I often ascertain situations and concepts with what I feel, while ascertaining them, is the utmost clarity. I go over their various components with a calm and rational mind and figure out their complexities and moving parts, thus gaining an understanding of them until I almost feel that even the most multifaceted problems become completely obvious. I then share my conclusions with my friends, and they say, “But Nate, you’re not thinking about this element of it,” and I change my mind almost completely.

Being a veteran Greyhound rider, I find the camaraderie on the Megabus a bit lacking. There are far fewer stops, which gives people less time to mix and mingle among riders they’re not sitting near. The one complaint I hear most about the Greyhound is that it’s filled with freaks and weirdos. I sort of miss this aspect of bus rides on the Megabus. No more are the welfare moms with five obnoxious children, but instead there are college students watching movies on their laptops at full blast without headphones. At least the mom and her children have character, and not just baseball caps, messy buns, sweat pants and trust funds.

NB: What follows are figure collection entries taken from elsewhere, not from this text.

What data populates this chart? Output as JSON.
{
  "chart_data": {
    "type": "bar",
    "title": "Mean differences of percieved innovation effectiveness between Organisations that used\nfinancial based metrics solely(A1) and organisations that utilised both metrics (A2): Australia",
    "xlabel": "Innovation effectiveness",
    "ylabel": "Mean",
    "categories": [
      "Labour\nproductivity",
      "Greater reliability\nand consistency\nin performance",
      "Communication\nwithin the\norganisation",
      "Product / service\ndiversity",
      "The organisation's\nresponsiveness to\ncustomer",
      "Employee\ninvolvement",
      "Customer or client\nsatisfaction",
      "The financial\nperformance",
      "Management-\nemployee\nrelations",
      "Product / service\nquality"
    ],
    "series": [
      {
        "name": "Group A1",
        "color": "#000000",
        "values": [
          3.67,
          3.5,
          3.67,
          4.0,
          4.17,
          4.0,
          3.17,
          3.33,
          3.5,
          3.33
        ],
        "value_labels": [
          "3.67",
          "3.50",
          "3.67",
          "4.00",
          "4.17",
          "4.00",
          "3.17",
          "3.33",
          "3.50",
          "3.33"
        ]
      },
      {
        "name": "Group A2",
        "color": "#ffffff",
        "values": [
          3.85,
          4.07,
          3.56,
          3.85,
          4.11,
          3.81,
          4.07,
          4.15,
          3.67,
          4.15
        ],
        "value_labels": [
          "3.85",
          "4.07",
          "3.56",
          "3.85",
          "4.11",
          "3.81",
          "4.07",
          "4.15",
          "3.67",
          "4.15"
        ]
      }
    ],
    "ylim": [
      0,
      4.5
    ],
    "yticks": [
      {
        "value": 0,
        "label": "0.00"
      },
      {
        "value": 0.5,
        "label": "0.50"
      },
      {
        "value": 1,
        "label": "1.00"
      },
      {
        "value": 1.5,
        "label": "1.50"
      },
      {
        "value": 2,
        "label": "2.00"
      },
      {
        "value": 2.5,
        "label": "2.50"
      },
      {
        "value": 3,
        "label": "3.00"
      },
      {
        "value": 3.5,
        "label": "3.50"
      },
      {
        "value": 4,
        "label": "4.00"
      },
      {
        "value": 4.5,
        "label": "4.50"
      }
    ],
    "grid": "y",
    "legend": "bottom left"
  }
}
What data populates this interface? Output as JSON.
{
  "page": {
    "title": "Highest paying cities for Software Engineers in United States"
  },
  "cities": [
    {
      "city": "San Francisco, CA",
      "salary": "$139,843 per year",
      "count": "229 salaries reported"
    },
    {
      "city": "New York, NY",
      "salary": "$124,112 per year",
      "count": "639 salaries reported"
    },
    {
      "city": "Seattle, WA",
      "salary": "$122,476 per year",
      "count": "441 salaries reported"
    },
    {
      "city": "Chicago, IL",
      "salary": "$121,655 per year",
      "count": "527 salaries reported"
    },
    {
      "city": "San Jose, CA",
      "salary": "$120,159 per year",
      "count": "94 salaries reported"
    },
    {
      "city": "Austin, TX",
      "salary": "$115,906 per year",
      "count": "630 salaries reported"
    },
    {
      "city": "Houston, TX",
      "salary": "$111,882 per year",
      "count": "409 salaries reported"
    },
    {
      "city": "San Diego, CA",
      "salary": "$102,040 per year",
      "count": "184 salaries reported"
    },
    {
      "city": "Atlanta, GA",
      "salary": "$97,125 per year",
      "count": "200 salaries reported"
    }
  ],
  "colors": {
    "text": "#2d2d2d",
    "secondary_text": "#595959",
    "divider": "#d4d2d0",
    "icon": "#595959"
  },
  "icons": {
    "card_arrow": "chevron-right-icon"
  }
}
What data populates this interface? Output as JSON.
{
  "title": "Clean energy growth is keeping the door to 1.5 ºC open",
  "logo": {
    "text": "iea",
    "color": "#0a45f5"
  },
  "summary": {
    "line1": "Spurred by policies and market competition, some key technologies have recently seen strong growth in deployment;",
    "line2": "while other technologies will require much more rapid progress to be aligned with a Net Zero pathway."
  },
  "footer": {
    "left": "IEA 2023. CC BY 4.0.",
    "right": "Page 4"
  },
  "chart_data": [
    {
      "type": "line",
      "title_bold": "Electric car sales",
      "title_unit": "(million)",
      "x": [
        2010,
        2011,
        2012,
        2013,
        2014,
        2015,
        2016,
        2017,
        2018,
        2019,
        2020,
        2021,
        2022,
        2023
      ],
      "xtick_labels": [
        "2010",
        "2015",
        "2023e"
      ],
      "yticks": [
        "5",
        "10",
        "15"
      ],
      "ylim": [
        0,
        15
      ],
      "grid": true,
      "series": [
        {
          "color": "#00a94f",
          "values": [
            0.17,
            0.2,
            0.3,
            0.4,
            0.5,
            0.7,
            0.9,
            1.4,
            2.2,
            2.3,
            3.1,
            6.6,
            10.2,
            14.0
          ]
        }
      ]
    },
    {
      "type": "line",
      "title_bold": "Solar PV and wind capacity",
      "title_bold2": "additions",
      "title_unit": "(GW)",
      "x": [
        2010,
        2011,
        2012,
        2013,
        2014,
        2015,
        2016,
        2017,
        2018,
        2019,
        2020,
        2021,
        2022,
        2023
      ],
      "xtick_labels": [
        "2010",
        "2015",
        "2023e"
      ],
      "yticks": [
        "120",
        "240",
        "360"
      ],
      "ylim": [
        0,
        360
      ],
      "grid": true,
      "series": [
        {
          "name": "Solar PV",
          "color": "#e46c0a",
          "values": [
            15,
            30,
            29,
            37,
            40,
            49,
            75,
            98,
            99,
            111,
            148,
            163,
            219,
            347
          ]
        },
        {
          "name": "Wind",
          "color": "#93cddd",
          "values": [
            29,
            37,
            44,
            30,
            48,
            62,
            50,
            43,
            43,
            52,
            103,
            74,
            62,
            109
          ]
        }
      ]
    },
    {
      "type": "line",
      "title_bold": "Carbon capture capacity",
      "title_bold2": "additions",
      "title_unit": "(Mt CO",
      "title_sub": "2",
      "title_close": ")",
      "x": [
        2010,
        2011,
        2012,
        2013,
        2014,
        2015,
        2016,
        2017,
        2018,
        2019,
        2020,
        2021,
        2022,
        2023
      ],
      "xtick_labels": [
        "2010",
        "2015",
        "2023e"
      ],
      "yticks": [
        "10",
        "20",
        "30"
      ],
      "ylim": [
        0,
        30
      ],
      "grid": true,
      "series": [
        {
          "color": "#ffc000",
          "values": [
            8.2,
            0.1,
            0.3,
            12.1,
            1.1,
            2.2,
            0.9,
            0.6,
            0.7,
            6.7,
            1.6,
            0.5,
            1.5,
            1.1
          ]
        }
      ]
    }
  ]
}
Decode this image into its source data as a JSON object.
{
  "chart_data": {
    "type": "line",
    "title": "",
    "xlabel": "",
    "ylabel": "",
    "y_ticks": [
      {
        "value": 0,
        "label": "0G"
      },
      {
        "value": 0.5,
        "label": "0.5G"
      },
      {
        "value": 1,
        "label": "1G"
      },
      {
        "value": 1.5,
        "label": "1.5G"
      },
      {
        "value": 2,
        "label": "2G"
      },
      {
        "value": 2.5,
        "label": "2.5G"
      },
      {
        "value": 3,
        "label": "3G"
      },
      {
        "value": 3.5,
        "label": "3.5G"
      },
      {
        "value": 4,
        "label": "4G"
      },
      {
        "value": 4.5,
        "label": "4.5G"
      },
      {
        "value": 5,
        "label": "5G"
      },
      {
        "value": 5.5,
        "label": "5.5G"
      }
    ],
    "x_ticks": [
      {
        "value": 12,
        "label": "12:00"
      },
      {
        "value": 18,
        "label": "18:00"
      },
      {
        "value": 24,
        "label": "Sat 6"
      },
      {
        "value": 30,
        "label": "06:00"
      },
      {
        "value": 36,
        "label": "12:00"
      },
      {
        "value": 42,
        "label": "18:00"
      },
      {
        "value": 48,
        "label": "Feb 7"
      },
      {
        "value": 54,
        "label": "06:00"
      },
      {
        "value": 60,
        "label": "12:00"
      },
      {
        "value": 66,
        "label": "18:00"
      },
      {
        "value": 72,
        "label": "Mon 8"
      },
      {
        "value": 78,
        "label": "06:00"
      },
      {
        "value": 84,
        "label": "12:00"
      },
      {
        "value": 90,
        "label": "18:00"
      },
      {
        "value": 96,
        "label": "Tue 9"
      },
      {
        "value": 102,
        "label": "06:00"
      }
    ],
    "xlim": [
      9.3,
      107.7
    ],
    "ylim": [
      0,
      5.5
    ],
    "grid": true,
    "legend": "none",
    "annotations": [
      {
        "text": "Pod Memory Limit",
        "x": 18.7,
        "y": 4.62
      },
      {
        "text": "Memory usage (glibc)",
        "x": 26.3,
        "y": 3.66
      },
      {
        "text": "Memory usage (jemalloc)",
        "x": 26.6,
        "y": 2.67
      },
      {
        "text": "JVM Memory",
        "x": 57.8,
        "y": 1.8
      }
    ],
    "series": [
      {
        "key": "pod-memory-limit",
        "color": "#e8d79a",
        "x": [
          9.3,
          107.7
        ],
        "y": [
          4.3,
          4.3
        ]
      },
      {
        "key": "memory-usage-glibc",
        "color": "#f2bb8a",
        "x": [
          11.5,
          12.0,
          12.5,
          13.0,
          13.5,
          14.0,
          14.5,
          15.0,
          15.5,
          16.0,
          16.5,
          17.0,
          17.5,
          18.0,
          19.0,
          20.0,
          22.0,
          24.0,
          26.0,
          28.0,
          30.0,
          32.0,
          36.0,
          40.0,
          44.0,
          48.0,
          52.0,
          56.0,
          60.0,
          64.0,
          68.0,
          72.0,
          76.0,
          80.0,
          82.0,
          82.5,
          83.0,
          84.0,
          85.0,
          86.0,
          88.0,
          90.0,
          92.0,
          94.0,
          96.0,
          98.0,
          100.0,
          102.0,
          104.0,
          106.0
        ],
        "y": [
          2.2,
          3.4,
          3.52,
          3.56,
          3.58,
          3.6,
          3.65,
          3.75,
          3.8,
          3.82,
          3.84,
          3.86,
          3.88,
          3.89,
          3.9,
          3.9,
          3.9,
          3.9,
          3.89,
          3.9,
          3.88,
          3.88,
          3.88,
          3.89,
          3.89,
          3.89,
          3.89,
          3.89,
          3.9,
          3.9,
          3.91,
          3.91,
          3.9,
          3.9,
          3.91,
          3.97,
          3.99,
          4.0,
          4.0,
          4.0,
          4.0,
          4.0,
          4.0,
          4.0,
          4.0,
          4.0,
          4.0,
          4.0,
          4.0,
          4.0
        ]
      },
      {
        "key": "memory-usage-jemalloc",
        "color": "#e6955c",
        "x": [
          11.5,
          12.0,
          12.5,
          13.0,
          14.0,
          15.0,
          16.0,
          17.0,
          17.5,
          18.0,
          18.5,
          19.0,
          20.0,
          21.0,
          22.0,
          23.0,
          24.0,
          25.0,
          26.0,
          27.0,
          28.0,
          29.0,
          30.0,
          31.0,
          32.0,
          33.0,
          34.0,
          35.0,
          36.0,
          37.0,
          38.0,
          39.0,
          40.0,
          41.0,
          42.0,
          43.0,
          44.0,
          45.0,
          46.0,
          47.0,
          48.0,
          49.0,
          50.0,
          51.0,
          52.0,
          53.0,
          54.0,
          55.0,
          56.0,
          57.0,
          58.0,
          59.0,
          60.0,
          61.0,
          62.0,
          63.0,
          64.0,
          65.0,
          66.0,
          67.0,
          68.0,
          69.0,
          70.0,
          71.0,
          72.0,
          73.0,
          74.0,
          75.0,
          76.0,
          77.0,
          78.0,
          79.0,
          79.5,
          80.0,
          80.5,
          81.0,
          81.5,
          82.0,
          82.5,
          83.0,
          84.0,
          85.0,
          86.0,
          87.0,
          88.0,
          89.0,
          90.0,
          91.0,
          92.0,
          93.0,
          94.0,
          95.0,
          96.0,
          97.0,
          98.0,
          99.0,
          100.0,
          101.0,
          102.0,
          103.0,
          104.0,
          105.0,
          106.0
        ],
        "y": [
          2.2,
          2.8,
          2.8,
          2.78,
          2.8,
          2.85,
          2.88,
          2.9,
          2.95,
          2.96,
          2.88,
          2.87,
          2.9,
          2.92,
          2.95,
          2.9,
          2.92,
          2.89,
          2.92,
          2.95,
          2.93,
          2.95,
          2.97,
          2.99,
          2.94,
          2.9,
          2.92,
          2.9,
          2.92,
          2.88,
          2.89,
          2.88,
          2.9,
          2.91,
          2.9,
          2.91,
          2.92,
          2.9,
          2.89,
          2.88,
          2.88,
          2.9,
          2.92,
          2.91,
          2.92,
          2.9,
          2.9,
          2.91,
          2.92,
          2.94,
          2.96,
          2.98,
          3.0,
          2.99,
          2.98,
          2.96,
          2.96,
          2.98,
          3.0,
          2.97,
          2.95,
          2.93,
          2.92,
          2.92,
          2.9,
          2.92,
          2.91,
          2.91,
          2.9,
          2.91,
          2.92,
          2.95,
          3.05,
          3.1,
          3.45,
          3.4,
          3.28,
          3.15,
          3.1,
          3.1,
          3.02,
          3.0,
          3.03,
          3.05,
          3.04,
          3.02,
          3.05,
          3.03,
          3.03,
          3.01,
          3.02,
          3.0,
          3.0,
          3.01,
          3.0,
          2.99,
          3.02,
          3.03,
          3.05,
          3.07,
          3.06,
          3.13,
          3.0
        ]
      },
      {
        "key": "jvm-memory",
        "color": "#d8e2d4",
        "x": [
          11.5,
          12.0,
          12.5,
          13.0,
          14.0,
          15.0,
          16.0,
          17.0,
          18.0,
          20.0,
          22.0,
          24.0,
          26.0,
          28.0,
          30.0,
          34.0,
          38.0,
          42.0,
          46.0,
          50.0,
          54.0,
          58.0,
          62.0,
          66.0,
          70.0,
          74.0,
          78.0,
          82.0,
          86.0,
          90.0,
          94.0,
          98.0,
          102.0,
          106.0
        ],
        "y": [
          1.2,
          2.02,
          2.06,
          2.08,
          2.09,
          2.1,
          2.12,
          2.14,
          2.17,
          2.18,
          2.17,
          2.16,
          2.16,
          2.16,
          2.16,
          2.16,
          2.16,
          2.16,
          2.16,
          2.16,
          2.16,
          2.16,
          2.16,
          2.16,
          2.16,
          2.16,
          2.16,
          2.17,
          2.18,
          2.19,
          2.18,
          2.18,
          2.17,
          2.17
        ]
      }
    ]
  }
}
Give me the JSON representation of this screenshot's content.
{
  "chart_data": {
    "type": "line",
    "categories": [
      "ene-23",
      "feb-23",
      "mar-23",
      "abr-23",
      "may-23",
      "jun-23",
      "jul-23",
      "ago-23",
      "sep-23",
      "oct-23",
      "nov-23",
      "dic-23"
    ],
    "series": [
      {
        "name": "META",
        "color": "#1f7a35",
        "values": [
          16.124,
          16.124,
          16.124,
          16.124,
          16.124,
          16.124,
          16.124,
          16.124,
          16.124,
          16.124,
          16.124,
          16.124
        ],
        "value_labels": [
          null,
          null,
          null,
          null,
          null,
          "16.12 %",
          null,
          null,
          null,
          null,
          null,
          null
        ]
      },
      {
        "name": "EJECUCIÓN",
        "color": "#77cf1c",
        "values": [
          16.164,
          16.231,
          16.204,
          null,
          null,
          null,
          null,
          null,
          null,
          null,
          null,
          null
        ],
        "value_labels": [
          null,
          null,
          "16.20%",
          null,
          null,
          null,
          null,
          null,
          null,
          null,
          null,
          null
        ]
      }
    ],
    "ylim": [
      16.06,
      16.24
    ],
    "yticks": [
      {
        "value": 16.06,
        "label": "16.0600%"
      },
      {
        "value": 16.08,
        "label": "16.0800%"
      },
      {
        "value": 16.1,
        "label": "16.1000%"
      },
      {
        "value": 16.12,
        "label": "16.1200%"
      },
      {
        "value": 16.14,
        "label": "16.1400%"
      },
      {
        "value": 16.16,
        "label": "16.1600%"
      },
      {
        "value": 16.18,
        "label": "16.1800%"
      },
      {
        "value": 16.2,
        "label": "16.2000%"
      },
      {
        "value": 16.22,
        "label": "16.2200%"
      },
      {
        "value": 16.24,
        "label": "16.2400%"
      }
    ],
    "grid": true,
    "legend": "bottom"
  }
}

One similarity between Megabus and Greyhound: Invariably on both brands of bus, the drivers will switch out around four or five or six in the morning, and the haggard bus captain who’s been driving all night and would just as soon fall asleep at the wheel as she would talk to you is replaced by another driver, infinitely more chipper. The new driver gets on the megaphone and introduces himself with zest, gives all the requisite information (no smoking or drinking, 45 minutes ’til Toledo), which attracts the one person on the bus who can’t sleep and feels lively at that ungodly time, who moves to the front of the bus, where you happen to be sitting, and begins talking to the driver loudly about the one thing he can think of to talk to a bus driver about: driving buses. Unfortunately, bus drivers respond well to people who are interested in their trades, as most of us do, therefore making it unlikely that he would not mind if the rest of the passengers, who are trying to sleep, gagged this bastard with a felt hat and shoved him into the bathroom for the remainder of his trip.

Some guy is waving his poison ivy hand around the room at everyone now. I’m out of here.


1 Comment

  • That guy waving his poison ivy hand around the room would be my boyfriend, wouldn’t it. Now you know what it’s been like for me since he got the rash.